The question then becomes a bit of a philosophical one -- what is it about data science teams that make them so prone to failure? Executives have been able to deal with equally opaque financial models and marketing campaigns forever. But a Gartner poll puts a nearly 85% failure rate on most data projects -- indicating that the issue must go deeper than simple confusion.
We'll explore some of the high-level reasons here, but for a closer look (as well as suggestions for resolution), check out the white paper 6 Key Challenges to Building a Successful Data Team.
Communication Really is Key
First and foremost, poor communication is a significant source of data project failure. Although this was touched on in a previous post, it really is an essential feature of any data project. If project intentions are improperly aligned with the goals of executives, then there is no hope of properly executing the project.
Diving a bit deeper into this, however, the idea of expectation versus reality has far-reaching implications for data teams. “Big data” has been one of the biggest buzzwords of the 2010s -- and executives have unquestionably taken notice. Mismanagement of data projects might not only come from improper alignment of expectation, but rather from a misuse of data science as something to do simply so as not to be left behind.
Companies often employ big data solutions without understanding how the data teams can (or should) best be used.
Growth, But at What Cost?
While we mentioned before that Glassdoor ranked the data scientist as the best job in the United States, it is worth noting the immense growth that has taken place in data-related industries over the last few years. LinkedIn released a study that indicated nearly 10x growth in the number of machine learning jobs and 6.5x growth in the number of data scientist jobs between 2012 and 2017.
The process of hiring new employees and assembling teams is one of the first hurdles that must be jumped through. While it may be tempting to hire only PhDs in data, doing so limits the ability of your team to leverage complementary skill sets and unique perspectives. While data science is seen as this monolithic function of an organization, it is should be composed of people with a variety of capabilities and expertise.

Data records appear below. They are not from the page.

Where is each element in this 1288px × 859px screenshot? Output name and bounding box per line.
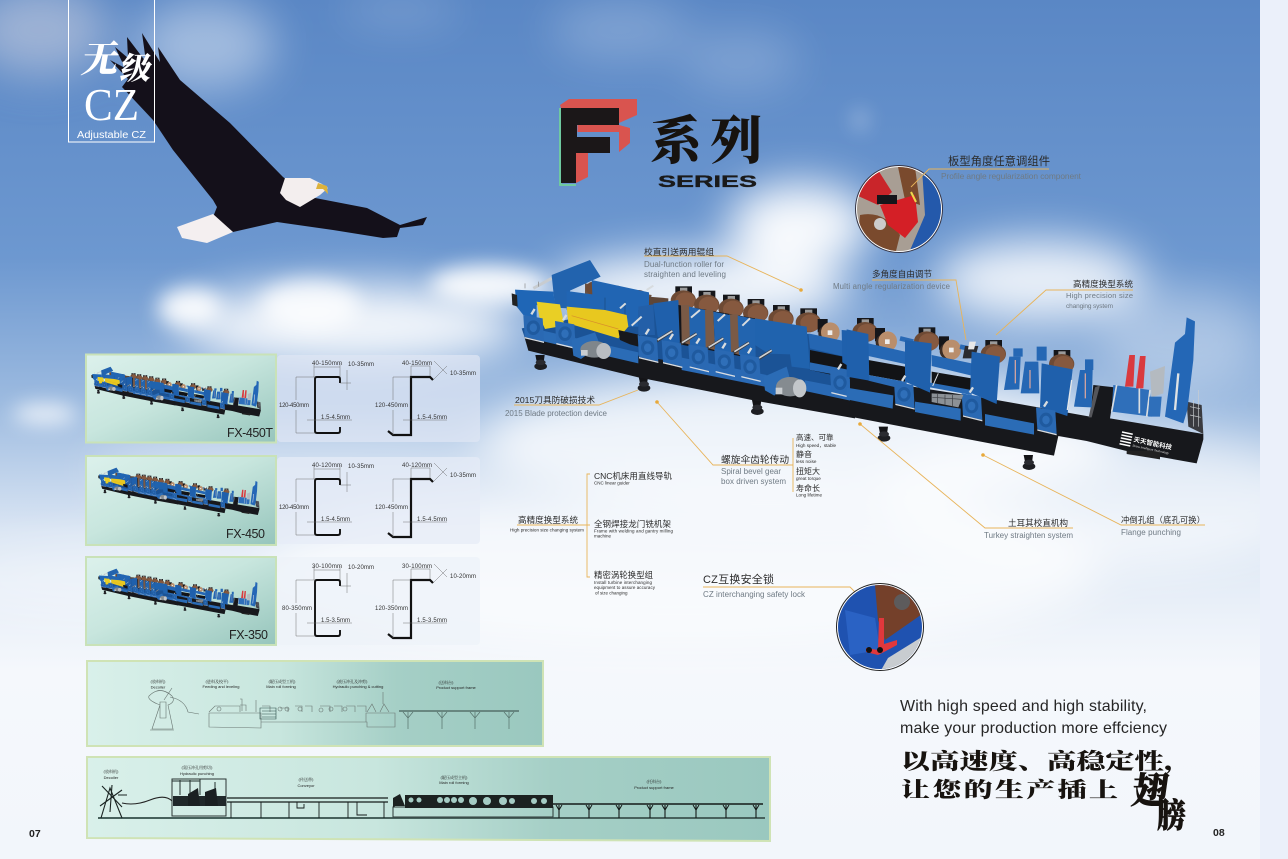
panel: FX-350 dimensions: 1.5-3.5mm — [417, 618, 447, 624]
series title: 系列 — [650, 113, 770, 171]
label: spiral bevel gear: Spiral bevel gear — [721, 467, 781, 476]
page number 07: 07 — [29, 828, 41, 840]
eagle beak — [316, 183, 328, 194]
label: blade protection: 2015刀具防破损技术 — [515, 394, 595, 405]
label: high precision size changing: changing system — [1066, 303, 1113, 310]
label tree: high precision system: 高精度换型系统 — [518, 515, 578, 525]
calligraphy wings: 膀 — [1157, 797, 1186, 835]
label tree: high precision system: machine — [594, 534, 612, 538]
panel: model FX-450 — [86, 456, 276, 545]
turbine group: 精密涡轮换型组 — [594, 570, 654, 580]
line captions: Conveyor — [297, 783, 315, 788]
panel: FX-450 dimensions: 120-450mm — [375, 505, 408, 511]
panel: FX-350 dimensions: 1.5-3.5mm — [321, 618, 350, 624]
panel: FX-350 dimensions — [277, 557, 480, 645]
line captions: Hydraulic punching — [180, 771, 214, 776]
label: dual function roller: 校直引送两用辊组 — [644, 246, 714, 257]
gear feature list: High speed，stable — [796, 443, 837, 449]
line captions: (托料台) — [647, 778, 662, 784]
inset: profile angle component — [855, 165, 945, 255]
layout captions — [151, 678, 477, 690]
label: flange punching: 冲倒孔组（底孔可换） — [1121, 515, 1205, 525]
ground line — [98, 817, 765, 819]
decoiler — [100, 785, 172, 818]
panel: FX-450T dimensions: 40-150mm — [312, 361, 342, 367]
panel: FX-350 dimensions: 10-20mm — [348, 565, 374, 571]
label: spiral bevel gear — [655, 400, 837, 498]
label: blade protection — [505, 390, 638, 418]
clouds — [0, 0, 1288, 650]
panel: FX-450 dimensions: 120-450mm — [279, 505, 309, 511]
machine brand: Shine Intelligent Technology — [1132, 444, 1170, 455]
line captions: (氮压冲孔用剪切) — [182, 764, 213, 770]
thumbnail machine — [91, 367, 261, 418]
CNC guide: CNC机床用直线导轨 — [594, 471, 672, 481]
panel: FX-450T dimensions: 120-450mm — [279, 403, 309, 409]
thumbnail machine — [98, 569, 259, 618]
layout captions: (辊压成型工机) — [269, 678, 296, 684]
model name: FX-450T — [227, 426, 273, 440]
label: multi angle device — [833, 269, 966, 340]
label: flange punching — [981, 453, 1205, 537]
label: flange punching: Flange punching — [1121, 528, 1181, 537]
label: CZ safety lock — [703, 572, 868, 605]
label: Turkey straighten system: 土耳其校直机构 — [1008, 518, 1068, 528]
calligraphy title: 级 — [118, 51, 155, 86]
panel: FX-350 dimensions: 120-350mm — [375, 606, 408, 612]
calligraphy title: 无 — [78, 39, 123, 81]
panel: FX-350 dimensions: 30-100mm — [402, 564, 432, 570]
gear feature list: 寿命长 — [796, 483, 820, 493]
forming line sketch — [209, 692, 395, 728]
eagle illustration — [110, 33, 427, 243]
label tree: high precision system: Install turbine interchanging — [594, 580, 652, 585]
roll forming mill — [393, 794, 553, 817]
slogan english: With high speed and high stability, — [900, 698, 1147, 715]
label tree: high precision system: CNC linear guider — [594, 480, 630, 486]
label: dual function roller: Dual-function roller for — [644, 260, 724, 269]
label: blade protection: 2015 Blade protection device — [505, 409, 608, 418]
calligraphy title — [78, 39, 155, 86]
eagle tail — [177, 214, 233, 243]
gear feature list: less noise — [796, 459, 817, 464]
label: dual function roller — [644, 246, 803, 292]
label tree: high precision system — [510, 471, 673, 596]
gear feature list: great torque — [796, 476, 821, 481]
gear feature list: 扭矩大 — [796, 466, 820, 476]
line captions: Main roll forming — [439, 780, 469, 785]
calligraphy wings: 翅 — [1129, 771, 1170, 811]
line captions: Product support frame — [634, 785, 675, 790]
label: high precision size changing: 高精度换型系统 — [1073, 279, 1133, 289]
panel: model FX-350 — [86, 557, 276, 645]
CZ heading: CZ — [84, 80, 139, 130]
panel: FX-450T dimensions: 120-450mm — [375, 403, 408, 409]
panel: FX-450T dimensions: 10-35mm — [348, 362, 374, 368]
subtitle: Adjustable CZ — [77, 130, 146, 141]
panel: production line layout, dark — [87, 757, 770, 841]
model name: FX-450 — [226, 527, 265, 541]
label tree: high precision system: equipment to assure accuracy — [594, 585, 656, 590]
layout captions: (进料及校平) — [206, 678, 229, 684]
panel: FX-450 dimensions: 10-35mm — [348, 464, 374, 470]
slogan chinese — [901, 748, 1193, 835]
machine brand: 天天智能科技 — [1133, 435, 1173, 452]
panel: FX-450 dimensions: 1.5-4.5mm — [417, 517, 447, 523]
line captions: (放料机) — [104, 768, 119, 774]
gear feature list: 静音 — [796, 449, 812, 459]
conveyor — [227, 798, 388, 818]
label: dual function roller: straighten and leveling — [644, 270, 726, 279]
title box: Adjustable CZ — [68, 0, 155, 142]
line captions — [104, 764, 675, 790]
model name: FX-350 — [229, 628, 268, 642]
layout captions: (液压冲孔及冲剪) — [337, 678, 368, 684]
label: Turkey straighten system: Turkey straighten system — [984, 531, 1073, 540]
panel: FX-450T dimensions: 40-150mm — [402, 361, 432, 367]
thumbnail machine — [98, 468, 259, 517]
series subtitle: SERIES — [658, 172, 757, 191]
slogan english: make your production more effciency — [900, 720, 1167, 737]
layout captions: (放料机) — [151, 678, 166, 684]
line captions: (传送带) — [299, 776, 314, 782]
line captions: (辊压成型主机) — [441, 774, 468, 780]
eagle head — [280, 178, 328, 207]
layout captions: (送料台) — [439, 679, 454, 685]
slogan chinese: 让您的生产插上 — [901, 778, 1118, 802]
gear feature list — [796, 432, 837, 498]
gear feature list: Long lifetime — [796, 492, 822, 498]
slogan english — [900, 698, 1167, 737]
F series logo — [559, 99, 770, 191]
layout captions: Feeding and leveling — [203, 684, 239, 689]
right page margin strip — [1260, 0, 1288, 859]
panel: FX-450T dimensions: 1.5-4.5mm — [417, 415, 447, 421]
label: multi angle device: Multi angle regularization device — [833, 282, 950, 291]
panel: FX-450 dimensions: 10-35mm — [450, 473, 476, 479]
page number 08: 08 — [1213, 827, 1225, 839]
label tree: high precision system: Frame with welding and gantry milling — [594, 528, 673, 534]
panel: FX-450T dimensions: 10-35mm — [450, 371, 476, 377]
inset: safety lock — [835, 583, 925, 673]
panel: FX-350 dimensions: 10-20mm — [450, 574, 476, 580]
panel: FX-450 dimensions: 1.5-4.5mm — [321, 517, 350, 523]
label: profile angle component: Profile angle regularization component — [941, 171, 1082, 181]
steel frame: 全钢焊接龙门铣机架 — [594, 519, 671, 529]
panel: model FX-450T — [86, 354, 276, 442]
layout captions: Decoiler — [151, 684, 166, 690]
label: high precision size changing — [996, 279, 1133, 335]
label tree: high precision system: High precision size changing system — [510, 528, 584, 532]
hydraulic punching unit — [172, 779, 226, 816]
label tree: high precision system: of size changing — [595, 590, 628, 596]
panel: FX-450T dimensions — [277, 355, 480, 442]
label: profile angle component: 板型角度任意调组件 — [948, 154, 1050, 168]
label: Turkey straighten system — [858, 422, 1073, 540]
label: CZ safety lock: CZ interchanging safety lock — [703, 590, 806, 599]
panel: FX-450 dimensions — [277, 457, 480, 544]
line captions: Decoiler — [104, 775, 119, 780]
gear feature list: 高速、可靠 — [796, 432, 834, 442]
layout captions: Hydraulic punching & cutting — [333, 684, 383, 689]
panel: FX-450 dimensions: 40-120mm — [402, 463, 432, 469]
label: spiral bevel gear: 螺旋伞齿轮传动 — [721, 453, 789, 466]
label: profile angle component — [911, 154, 1082, 187]
panel: FX-350 dimensions: 80-350mm — [282, 606, 312, 612]
calligraphy wings — [1129, 771, 1186, 835]
support frame sketch — [399, 711, 519, 729]
support frame — [553, 804, 763, 818]
layout captions: Product support frame — [436, 685, 477, 690]
main machine — [512, 260, 1203, 470]
label: high precision size changing: High precision size — [1066, 291, 1133, 300]
slogan chinese: 以高速度、高稳定性， — [901, 748, 1193, 775]
panel: FX-350 dimensions: 30-100mm — [312, 564, 342, 570]
decoiler sketch — [149, 688, 199, 730]
machine brand — [1119, 432, 1173, 456]
label: spiral bevel gear: box driven system — [721, 477, 786, 486]
panel: FX-450T dimensions: 1.5-4.5mm — [321, 415, 350, 421]
panel: FX-450 dimensions: 40-120mm — [312, 463, 342, 469]
panel: production line layout, light — [87, 661, 543, 746]
layout captions: Main roll forming — [266, 684, 296, 689]
label: multi angle device: 多角度自由调节 — [872, 269, 932, 279]
label: CZ safety lock: CZ互换安全锁 — [703, 572, 774, 586]
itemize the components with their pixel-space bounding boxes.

Another significant pain point for data projects is a misuse of available technology for the project at hand. Hadoop is useful only in certain circumstances, determined by the amount of data being stored, the types of data structures, and the intended use of the data. Therefore, you’d be doing yourself a disservice if you were to use it in a situation where an SQL BI tool or something of that sort would be more effective. The same could be said about programming languages and other data infrastructure decisions.
Additionally, many data teams begin to form models having participated in the cardinal sin of data analytics - using unclean data. Kaggle recently conducted a poll where nearly half of respondents said that a significant barrier faced at work was dirty data. Models trained using dirty data cannot provide meaningful insights -- and so the improper cleaning of data is an almost sure-fire source of a failed data project.
All Roads Lead to O16n
In the end, all of these problems can be encapsulated by a single idea -- too often data teams are formed and asked to carry out tasks without having an end goal of operationalization (o16n) in mind - and make no mistake: bringing data projects into operation is essential. If you are analyzing data and making models simply for the sake of making them, no one will ever be able to get real use out of them.
Clearly, data science will only grow more attractive to investors. That same LinkedIn article projects 250,000 available data scientist jobs by 2024. It is up to the hiring companies to make sure that they are not setting up their teams to fail.